Paul had himself been in the place of the false teachers.  He had lived the life of a fully invested legalist.  His was an impressive religious resume—“If anyone else thinks he has reason for confidence in the flesh, I have more: circumcised on the eighth day, of the people of Israel, of the tribe of Benjamin, a Hebrew of Hebrews; as to the law, blameless” (Philippians 3:4-6).  Paul had possessed that which the false teachers were proclaiming, but everything changed for Paul when he met Jesus.  “But whatever gain I had, I counted as loss for the sake of Christ.  Indeed, I count everything as loss because of the surpassing worth of knowing Christ Jesus my Lord.  For his sake I have suffered the loss of all things and count them as rubbish” (Philippians 3:7-8).  The life Paul possessed by way of Christ’s indwelling presence was infinitely superior to that of his previous experience. 

Paul’s “Christ lives in me” experience was not unique to him, it represents the condition which is true for every born again believer.  Kenneth Wuest commented on this matter, “It is no longer a self-centered life that he lives, but a Christ-centered one. His new life is a Person, the Lord Jesus living in Paul. And through the ministry of the Holy Spirit the Lord Jesus is manifest in his life. The new life is no longer, like the former one, dependent upon the ineffectual efforts of a man attempting to draw near to God in his own righteousness. The new life is a Person within a person, living out His life in that person. Instead of attempting to live his life in obedience to a set of rules in the form of the legal enactments of the Mosaic law, Paul now yields to the indwelling Holy Spirit and cooperates with Him in the production of a life pleasing to God, energized by the divine life resident in him through the regenerating work of the Spirit. Instead of a sinner with a totally depraved nature attempting to find acceptance with God by attempted obedience to a set of outward laws, it is now the saint living his life on a new principle, that of the indwelling Holy Spirit manifesting forth the Lord Jesus. That is what Paul means when he says: And the life which I now live in the flesh, I live by the faith of the Son of God, Who loved me and gave Himself for me.  (Wuest, K. S. Wuest's Word Studies from the Greek New Testament: Studies in the Vocabulary of the Greek New Testament: Grand Rapids: Eerdmans).”

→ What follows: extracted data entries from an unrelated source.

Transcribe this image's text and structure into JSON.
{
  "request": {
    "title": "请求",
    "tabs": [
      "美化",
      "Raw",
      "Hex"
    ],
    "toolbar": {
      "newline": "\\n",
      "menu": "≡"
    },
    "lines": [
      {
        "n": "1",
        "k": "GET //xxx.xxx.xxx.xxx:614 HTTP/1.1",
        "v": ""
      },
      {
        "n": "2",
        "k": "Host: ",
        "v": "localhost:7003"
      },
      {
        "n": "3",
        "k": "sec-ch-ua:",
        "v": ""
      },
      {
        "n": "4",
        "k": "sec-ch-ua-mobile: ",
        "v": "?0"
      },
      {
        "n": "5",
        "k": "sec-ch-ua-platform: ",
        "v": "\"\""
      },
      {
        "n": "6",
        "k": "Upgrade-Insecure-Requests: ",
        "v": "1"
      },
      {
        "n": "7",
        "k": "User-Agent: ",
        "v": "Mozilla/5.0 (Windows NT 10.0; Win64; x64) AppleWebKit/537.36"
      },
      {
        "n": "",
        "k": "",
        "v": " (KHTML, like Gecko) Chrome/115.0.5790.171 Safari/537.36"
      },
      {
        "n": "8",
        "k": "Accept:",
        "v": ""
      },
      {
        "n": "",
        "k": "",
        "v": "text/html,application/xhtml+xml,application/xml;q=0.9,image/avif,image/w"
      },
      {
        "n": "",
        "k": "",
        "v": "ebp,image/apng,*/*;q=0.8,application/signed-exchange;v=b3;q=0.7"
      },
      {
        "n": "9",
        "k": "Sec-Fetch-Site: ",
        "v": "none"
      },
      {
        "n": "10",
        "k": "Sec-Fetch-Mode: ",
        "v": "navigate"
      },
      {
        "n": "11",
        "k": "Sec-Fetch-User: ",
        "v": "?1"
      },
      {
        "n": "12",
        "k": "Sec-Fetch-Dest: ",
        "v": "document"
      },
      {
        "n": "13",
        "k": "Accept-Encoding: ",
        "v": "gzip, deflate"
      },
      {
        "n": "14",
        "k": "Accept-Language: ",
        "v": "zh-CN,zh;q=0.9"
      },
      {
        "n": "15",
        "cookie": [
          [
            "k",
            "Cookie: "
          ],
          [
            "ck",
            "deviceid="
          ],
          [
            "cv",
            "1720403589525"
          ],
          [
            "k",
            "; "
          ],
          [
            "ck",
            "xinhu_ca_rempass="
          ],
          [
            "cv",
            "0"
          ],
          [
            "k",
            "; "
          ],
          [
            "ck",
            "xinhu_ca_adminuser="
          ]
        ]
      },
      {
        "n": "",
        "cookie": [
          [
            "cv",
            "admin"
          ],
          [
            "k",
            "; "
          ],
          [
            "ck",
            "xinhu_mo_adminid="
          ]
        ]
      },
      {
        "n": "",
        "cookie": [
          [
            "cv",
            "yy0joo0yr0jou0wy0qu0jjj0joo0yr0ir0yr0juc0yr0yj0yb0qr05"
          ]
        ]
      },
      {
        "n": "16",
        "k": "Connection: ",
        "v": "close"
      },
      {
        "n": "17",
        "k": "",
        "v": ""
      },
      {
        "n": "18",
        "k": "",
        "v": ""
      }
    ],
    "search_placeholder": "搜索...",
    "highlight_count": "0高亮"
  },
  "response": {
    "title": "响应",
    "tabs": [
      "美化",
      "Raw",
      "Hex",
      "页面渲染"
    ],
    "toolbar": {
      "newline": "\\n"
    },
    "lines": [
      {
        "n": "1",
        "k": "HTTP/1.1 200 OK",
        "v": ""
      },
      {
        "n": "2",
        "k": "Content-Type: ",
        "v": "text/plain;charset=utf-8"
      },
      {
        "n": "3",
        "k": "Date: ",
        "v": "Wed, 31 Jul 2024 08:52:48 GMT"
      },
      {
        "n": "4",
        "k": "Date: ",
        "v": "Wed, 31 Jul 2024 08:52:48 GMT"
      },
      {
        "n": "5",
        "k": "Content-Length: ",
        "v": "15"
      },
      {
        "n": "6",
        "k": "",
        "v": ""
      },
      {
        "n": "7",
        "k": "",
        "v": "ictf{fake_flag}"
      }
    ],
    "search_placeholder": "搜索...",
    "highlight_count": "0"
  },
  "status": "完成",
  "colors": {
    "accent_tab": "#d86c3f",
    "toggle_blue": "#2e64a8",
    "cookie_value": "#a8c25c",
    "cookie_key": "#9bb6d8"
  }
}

The believer in Christ is indwelt by the Risen Savior!  This glorious truth differentiates Biblical Christianity from mere religion.  The One who has triumphed over sin and death works a radical transformation in the life of the believer.  The Risen Christ takes up residence in his heart.  Christ is not far from him--He indwells him (Cf. Colossians 1:27)!  The believer doesn’t merely look to Jesus for life, He is his life (Cf. Colossians 3:4).  Christ’s resurrection power is availed to him and courses through his being (Cf. Ephesians 1:19f).  His immeasurable love fills his heart (Cf. Ephesians 3:14f).  As a branch to a vine he derives life and fruit-bearing power from Jesus alone (Cf. John 15:5).  His is not a dead, dry, powerless religiosity (Cf. Colossians 2:23; Galatians 3:3), but a “river of living water” flowing from his heart experience (Cf. John 7:38).  In a moment-by-moment submission to and dependence on Christ, the believer is empowered to do that which he could never hope to do in his own strength (Cf. Philippians 4:13).  “Christ lives in me!”  The “Son of God” who “loved me and gave himself for me” now resides in me (Cf. Galatians 2:20).  It is a glorious and wondrous truth that it represented to us in this verse!